I picked up a favourite book, a battered, much read copy of Hunger, by Knut Hamsun, flicked through the pages searching for something, a passage I loved, and a photograph I didn't know was there fell from the pages onto the table.

It was a small, black and white, Kodak print of me, aged six, in a T-shirt and shorts, blonde, with pixie ears, looking dead at the camera, a small smile, and in my eyes I look eager, excited, a little bit scared, sort of happy and hopeful too, very probably for no particular reason. It's how I've felt every day of my life, and in my mind I imagine I still look the same, although that is an illusion!

Straight away I knew what I had to do, I would write about motivation, and maybe help people locked up and down around the world.

Having a clear goal is the trigger for your motivation, in lighting your fire within, but it is not enough. It has to be a goal that matters so much that you can't not do it, that you'll do what it takes to achieve it. A goal without activity is like a fire without fuel, the flame slowly but surely diminishes, although a spark still remains. I had a clear goal, but I didn't do enough to make it a reality.

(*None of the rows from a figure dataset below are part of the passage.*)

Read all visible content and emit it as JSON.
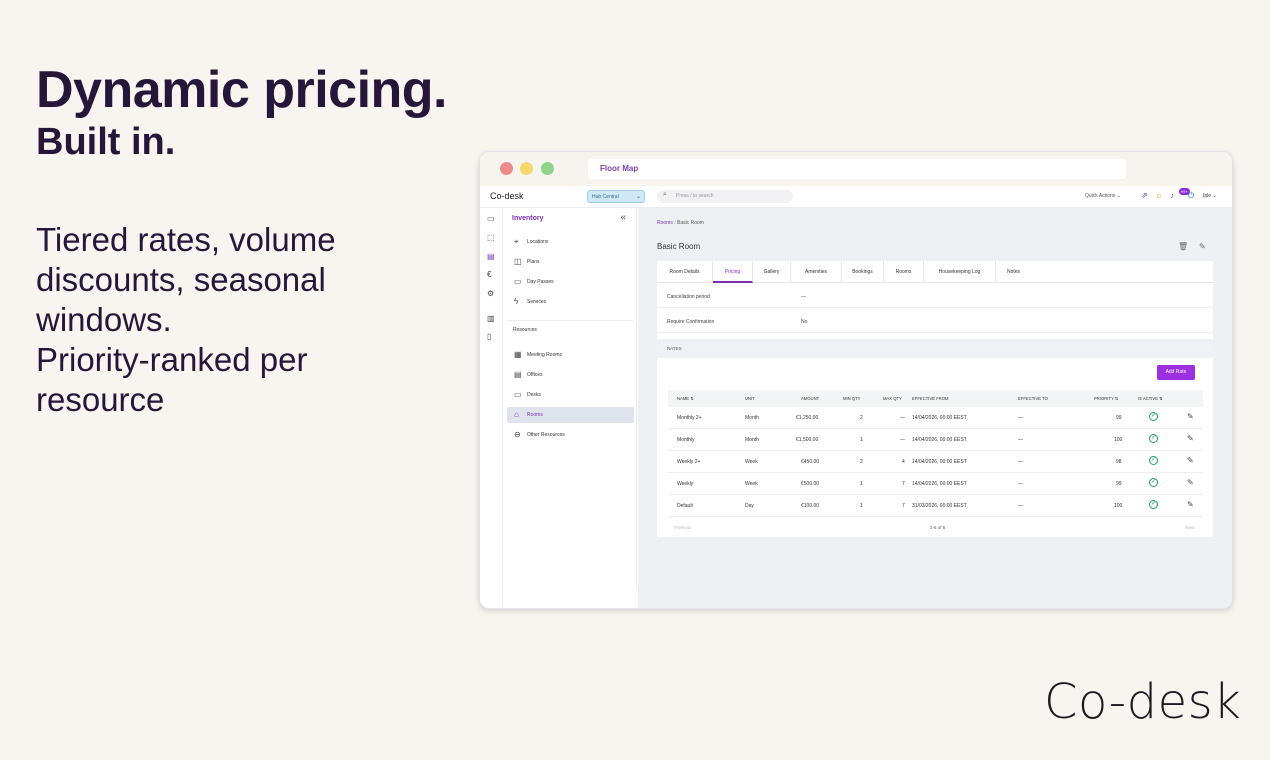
{
  "hero": {
    "title": "Dynamic pricing.",
    "subtitle": "Built in.",
    "body_line1": "Tiered rates, volume discounts, seasonal windows.",
    "body_line2": "Priority-ranked per resource"
  },
  "brand": "Co-desk",
  "window": {
    "address": "Floor Map"
  },
  "topbar": {
    "logo": "Co-desk",
    "hub": "Hub Central",
    "search_placeholder": "Press / to search",
    "quick_actions": "Quick Actions",
    "notifications_badge": "99+",
    "user": "Iple"
  },
  "sidebar": {
    "heading": "Inventory",
    "items_top": [
      {
        "label": "Locations",
        "icon": "location-icon"
      },
      {
        "label": "Plans",
        "icon": "bag-icon"
      },
      {
        "label": "Day Passes",
        "icon": "ticket-icon"
      },
      {
        "label": "Services",
        "icon": "bolt-icon"
      }
    ],
    "group_label": "Resources",
    "items_resources": [
      {
        "label": "Meeting Rooms",
        "icon": "grid-icon"
      },
      {
        "label": "Offices",
        "icon": "calendar-icon"
      },
      {
        "label": "Desks",
        "icon": "monitor-icon"
      },
      {
        "label": "Rooms",
        "icon": "home-icon"
      },
      {
        "label": "Other Resources",
        "icon": "more-icon"
      }
    ]
  },
  "main": {
    "breadcrumb_root": "Rooms",
    "breadcrumb_current": "Basic Room",
    "page_title": "Basic Room",
    "tabs": [
      "Room Details",
      "Pricing",
      "Gallery",
      "Amenities",
      "Bookings",
      "Rooms",
      "Housekeeping Log",
      "Notes"
    ],
    "active_tab": "Pricing",
    "fields": [
      {
        "label": "Cancellation period",
        "value": "—"
      },
      {
        "label": "Require Confirmation",
        "value": "No"
      }
    ],
    "rates_heading": "RATES",
    "add_rate_label": "Add Rate",
    "columns": [
      "NAME",
      "UNIT",
      "AMOUNT",
      "MIN QTY",
      "MAX QTY",
      "EFFECTIVE FROM",
      "EFFECTIVE TO",
      "PRIORITY",
      "IS ACTIVE"
    ],
    "rows": [
      {
        "name": "Monthly 2+",
        "unit": "Month",
        "amount": "€1,250.00",
        "min": "2",
        "max": "—",
        "from": "14/04/2026, 00:00 EEST",
        "to": "—",
        "priority": "99"
      },
      {
        "name": "Monthly",
        "unit": "Month",
        "amount": "€1,500.00",
        "min": "1",
        "max": "—",
        "from": "14/04/2026, 00:00 EEST",
        "to": "—",
        "priority": "100"
      },
      {
        "name": "Weekly 2+",
        "unit": "Week",
        "amount": "€450.00",
        "min": "2",
        "max": "4",
        "from": "14/04/2026, 00:00 EEST",
        "to": "—",
        "priority": "98"
      },
      {
        "name": "Weekly",
        "unit": "Week",
        "amount": "€500.00",
        "min": "1",
        "max": "7",
        "from": "14/04/2026, 00:00 EEST",
        "to": "—",
        "priority": "99"
      },
      {
        "name": "Default",
        "unit": "Day",
        "amount": "€100.00",
        "min": "1",
        "max": "7",
        "from": "31/03/2026, 00:00 EEST",
        "to": "—",
        "priority": "100"
      }
    ],
    "pager": {
      "prev": "Previous",
      "status": "1-5 of 5",
      "next": "Next"
    }
  },
  "colors": {
    "accent": "#7b2fb5",
    "button": "#9b30e0",
    "active_green": "#19a35a"
  }
}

I made many, so many false starts, wrote about 20,000 words, but none felt good enough, made three false starts creating a website for a blog, and eventually put away the photo that inspired me, put it back in the book, Hunger, and put that at the back of the bookshelf, hiding my disappointment in myself.

I started an online coaching business, began a new book (The Healer, coming soon!), picked up some magic gigs (I was a street magician as a kid, and still am sometimes), grew a small farm of tobacco, lived and laughed and loved, like you do.

Things that matter never leave you, once they are part of your inner self they are part of you. So, time rolled away until another 3.00am came around, and I faced myself, had a long hard look at myself in the mirror, didn't like the look in my eyes, and knew it was time.

I had to find a way to face the fear, of failure, that I wouldn't be able to do what I wanted to do well enough, that no-one would read it, or would hate it, or it wouldn't help anyone, or I would run out of ideas, or it wouldn't look good, or I wouldn't have time, and what if all my fears came true

I like being up in the night, it's when my head and heart get together, and thinking about all my fears, I had a very simple thought 'So what'.

I laughed, made some coffee, smoked a cigarette, a Kent UltraLight 100, grabbed a Rhodia Dotpad, sharpened the stub of a Blackwing pencil, and began, and every day since has been better by far.

If there is something you want, that matters to you, you can't quite let it go, but you're overwhelmed by all you need to do to get it, this is your time. Just think of one simple thing you can do, something that will get you started, maybe it's a phone call, an email, a conversation, and do it. (Do It Now is a good mantra for the overwhelmed)

You can stand on the edge of the pool, wondering what the water is like, dip your toe in the water, still wondering, or you can do what needs to be done - just jump in. I dare you.